WASHINGTON (Reuters) - The United States and the United Kingdom on Tuesday condemned the detention of Venezuelan opposition politician Freddy Guevara, who faces charges of terrorism and treason following his arrest on a Caracas highway on Monday.
Guevara is a close ally of opposition leader Juan Guaido, who is recognized as the South American country's legitimate president by the United States and others.
Venezuela's chief prosecutor's office said on Monday it had sought an arrest warrant for Guevara due to his alleged "ties with extremist groups and paramilitaries associated with the Colombian government."
His detention came as opposition leaders including Guevara were seeking to hold negotiations with the government of President Nicolas Maduro, who the United States and Europe accuse of running roughshod over basic democratic principles.
"The United States strongly condemns the unjust detention of 2015 National Assembly representative Freddy Guevara and harassment of interim President Juan Guaido in Venezuela," State Department spokesman Ned Price told reporters.
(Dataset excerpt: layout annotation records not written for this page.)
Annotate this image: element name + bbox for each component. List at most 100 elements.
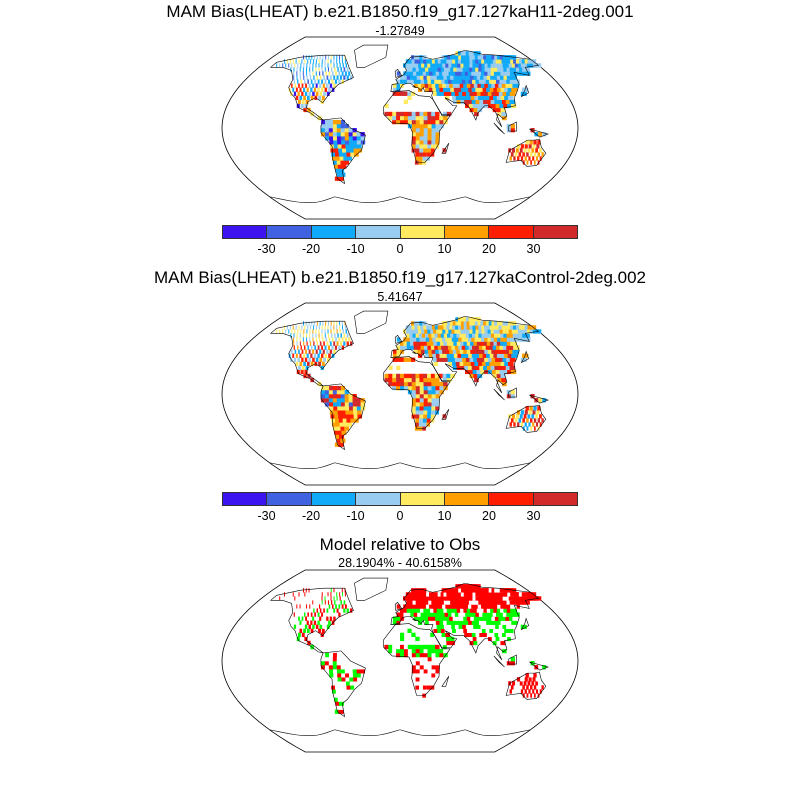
grid-cell — [507, 353, 514, 358]
grid-cell — [414, 616, 419, 621]
coastline-sumatra — [493, 122, 505, 135]
grid-cell — [427, 385, 432, 391]
grid-cell — [537, 685, 541, 690]
grid-cell — [459, 361, 465, 366]
grid-cell — [411, 123, 417, 129]
grid-cell — [340, 132, 346, 137]
grid-cell — [438, 636, 443, 642]
grid-cell — [445, 604, 451, 609]
grid-cell — [423, 148, 428, 153]
grid-cell — [312, 337, 314, 342]
grid-cell — [515, 414, 519, 419]
grid-cell — [481, 628, 488, 633]
grid-cell — [427, 132, 432, 137]
grid-cell — [457, 620, 463, 625]
grid-cell — [439, 353, 445, 358]
colorbar-swatch — [311, 226, 357, 238]
grid-cell — [415, 394, 421, 399]
grid-cell — [319, 608, 322, 613]
grid-cell — [509, 422, 512, 427]
grid-cell — [510, 152, 514, 157]
grid-cell — [336, 438, 343, 443]
grid-cell — [477, 616, 483, 621]
grid-cell — [454, 612, 461, 617]
colorbar-swatch — [489, 226, 534, 238]
grid-cell — [392, 616, 397, 621]
grid-cell — [419, 677, 424, 682]
grid-cell — [415, 132, 421, 137]
grid-cell — [316, 321, 318, 326]
grid-cell — [339, 325, 341, 330]
grid-cell — [530, 661, 535, 666]
grid-cell — [316, 341, 318, 346]
grid-cell — [384, 644, 389, 650]
grid-cell — [388, 373, 393, 379]
grid-cell — [392, 83, 397, 88]
grid-cell — [455, 337, 461, 342]
grid-cell — [411, 402, 416, 407]
grid-cell — [344, 389, 349, 395]
grid-cell — [464, 337, 471, 342]
grid-cell — [356, 673, 362, 678]
grid-cell — [400, 632, 405, 638]
grid-cell — [456, 349, 462, 354]
grid-cell — [326, 624, 330, 629]
grid-cell — [327, 325, 329, 330]
grid-cell — [459, 83, 465, 88]
grid-cell — [336, 693, 342, 698]
grid-cell — [451, 604, 458, 609]
grid-cell — [419, 673, 424, 678]
grid-cell — [310, 361, 314, 366]
grid-cell — [423, 661, 428, 666]
grid-cell — [484, 349, 491, 354]
grid-cell — [407, 385, 413, 391]
grid-cell — [458, 71, 464, 76]
grid-cell — [455, 59, 461, 64]
grid-cell — [333, 55, 335, 60]
grid-cell — [403, 604, 407, 609]
grid-cell — [466, 83, 473, 88]
grid-cell — [446, 341, 452, 346]
grid-cell — [321, 612, 324, 617]
colorbar-swatch — [311, 493, 357, 505]
grid-cell — [333, 385, 338, 391]
grid-cell — [520, 624, 527, 629]
grid-cell — [315, 349, 318, 354]
grid-cell — [347, 422, 352, 427]
grid-cell — [396, 652, 401, 658]
grid-cell — [455, 325, 461, 330]
coastline-greenland — [354, 44, 389, 68]
coastline-uk — [394, 68, 403, 78]
grid-cell — [317, 648, 322, 654]
grid-cell — [337, 67, 339, 72]
grid-cell — [443, 67, 449, 72]
grid-cell — [324, 398, 330, 403]
grid-cell — [314, 321, 316, 326]
coastline-uk — [394, 334, 403, 344]
grid-cell — [437, 592, 443, 597]
grid-cell — [438, 349, 444, 354]
grid-cell — [291, 616, 293, 621]
grid-cell — [303, 628, 306, 633]
grid-cell — [345, 406, 350, 411]
grid-cell — [329, 406, 335, 411]
grid-cell — [356, 406, 362, 411]
grid-cell — [435, 87, 441, 92]
grid-cell — [296, 75, 298, 80]
grid-cell — [340, 128, 345, 133]
grid-cell — [489, 628, 495, 633]
grid-cell — [419, 394, 425, 399]
grid-cell — [317, 345, 320, 350]
grid-cell — [327, 592, 329, 597]
colorbar-swatch — [223, 493, 268, 505]
grid-cell — [445, 636, 451, 642]
grid-cell — [340, 394, 345, 399]
grid-cell — [331, 79, 334, 84]
grid-cell — [307, 59, 309, 64]
grid-cell — [500, 107, 506, 113]
coastline-eurasia — [390, 582, 540, 661]
grid-cell — [445, 63, 451, 68]
grid-cell — [519, 681, 523, 686]
grid-cell — [523, 604, 531, 609]
grid-cell — [477, 640, 483, 646]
Washington enacted a broad sanctions program against Maduro's government in 2019 following his disputed 2018 re-election. Maduro and his allies say the sanctions violate international law.
British authorities joined in denouncing Guevara's arrest, while criticizing the incursion of security forces into the building where Guaido lives.
"The UK condemns the arrest of Freddy Guevara & intimidation of interim Venezuelan President Juan Guaido," British Foreign Secretary Dominic Raab said on Twitter.
"The illegitimate Maduro regime must release Mr Guevara & all political prisoners. Free, fair elections are the only way to end the crisis in Venezuela."
Maduro said on Monday he was in favor of talks between the government and the opposition to be held in Mexico with the intermediation of Norway, which were meant in part to include discussions about conditions for the elections of governors and mayors to be held in November.